Lantas bagaimana bila kegiatan di masjid ditiadakan sama sekali? Khawatirnya, para lansia yang biasanya sholat dengan cara rubuh-rubuh gedhang sebagai makmum di masjid malah tidak bisa menjalankan sholat tarawih di rumah imbasnya mereka tidak menjalankan tarawih sama sekali.

Menurut Ust. Khoirul Anwar, bila demikian adanya maka, bisa-bisa saja jika kegiatan keagamaan seperti salat tarawih di masjid dibolehkan dengan catatan menaati protokoler yang telah dibuat sedemikian rupa sehingga kaum muslimin bisa meminimalisir kemungkinan terjangkiti Covid-19.

Selain protokoler yang telah dibuat otoritas yang ada, menurut beliau pengurus masjid harus bisa memastikan orang-orang yang berjamaah di masjid jejak perjalanannya bisa terkontrol (tidak keluar-keluar kota), dan benar-benar tidak kemasukan orang dari luar daerah serta pembatasan jumlah orang yang dapat ke masjid.
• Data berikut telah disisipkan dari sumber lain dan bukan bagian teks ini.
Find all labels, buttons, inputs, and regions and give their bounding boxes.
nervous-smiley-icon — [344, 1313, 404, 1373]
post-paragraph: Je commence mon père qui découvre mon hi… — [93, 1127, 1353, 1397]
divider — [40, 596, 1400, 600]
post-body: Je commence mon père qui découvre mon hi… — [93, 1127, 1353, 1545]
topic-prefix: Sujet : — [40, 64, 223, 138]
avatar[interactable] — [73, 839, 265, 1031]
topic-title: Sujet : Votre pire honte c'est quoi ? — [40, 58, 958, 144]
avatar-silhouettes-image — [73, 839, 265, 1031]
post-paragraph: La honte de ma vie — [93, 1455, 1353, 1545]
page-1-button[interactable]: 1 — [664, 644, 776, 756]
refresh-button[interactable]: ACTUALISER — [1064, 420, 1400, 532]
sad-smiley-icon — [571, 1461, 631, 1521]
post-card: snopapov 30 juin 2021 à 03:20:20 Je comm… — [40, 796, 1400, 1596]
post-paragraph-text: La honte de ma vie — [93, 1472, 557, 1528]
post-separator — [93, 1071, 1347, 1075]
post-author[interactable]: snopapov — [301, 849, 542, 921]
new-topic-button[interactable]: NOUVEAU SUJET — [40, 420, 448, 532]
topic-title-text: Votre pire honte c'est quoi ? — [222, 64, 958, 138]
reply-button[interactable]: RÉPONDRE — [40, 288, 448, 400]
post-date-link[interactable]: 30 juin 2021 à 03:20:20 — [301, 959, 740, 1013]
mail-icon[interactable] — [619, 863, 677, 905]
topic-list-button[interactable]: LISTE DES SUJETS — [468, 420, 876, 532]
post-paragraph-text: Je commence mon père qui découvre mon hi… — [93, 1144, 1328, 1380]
Bila mana hal yang menjadi prasyarat melaksanakan tarawih di masjid dapat terjamin dengan demikian tidak ada salahnya tarawih dilaksanakan.

Memang keadaan yang tidak mengenakkan ini emang telah memberikan efek domino kepada semua ranah kehidupan. Saat kita kembali melaksanakan tarawih ada kegusaran akibat kekhawatiran terjadi penyebaran Covid-19. Bila tidak, banyak lansia yang tidak dapat melaksanakan tarawih.

Semua ada mashlahat dan mafsadatnya masing-masing. Bila dihadapkan pada kenyataan ganda yang demikian, perlu sekali kita menggunakan ilmu dalam kaidah fiqih bahwa yang harus dimenangkan adalah hal yang memiliki manfaat terbesar—gampangnya, memaksimalkan mashlahat.

Dalam penjelasan beliau, yang perlu dihindari adalah pemahaman konservatif seperti, otoritas terkait terlalu represif terhadap kegiatan keagamaan—pokok e wis ora oleh blas. Atau di pihak tokoh agama memaksakan kegiatan keagamaan dilakukan di masjid tanpa menggunakan protokol kesehatan yang ada—inilah hal yang perlu kita tangkal dan tolak.

Pada intinya, perlu diadakannya momen untuk duduk bersama tanpa ada represi satu sama lain antara tokoh agama dengan otoritas terkait dalam menentukan peraturan. Dalam prosesnya, keduanya harus benar-benar menimbang mashlahat umat, dan mengacu pada realita kompleks di dalam masyarakat. Sehingga, kebijakan tingkat desa satu dengan lainnya bisa saja berbeda. Dari penyelesaian dengan duduk bersama ini juga akan menyedikitkan kemungkinan terjadinya konflik.

“Saat ini, kita selaku orang yang berakal dan beragama harus mempercayai bahwa Covid-19 itu benar-benar ada. Langkah yang harus kita lakukan adalah bertaqlid kepada para pakar dan tenaga kesehatan, seperti halnya kita bertaqlid pada Ulama,” pesan Ust. Khoirul Anwar (08/05/20).

“Hak kebebasan agama akan timbul tatkala hak untuk hidup dan terhindar dari penyakit benar-benar terjamin,” sebagai wawasan yang harus kita ugemi bersama.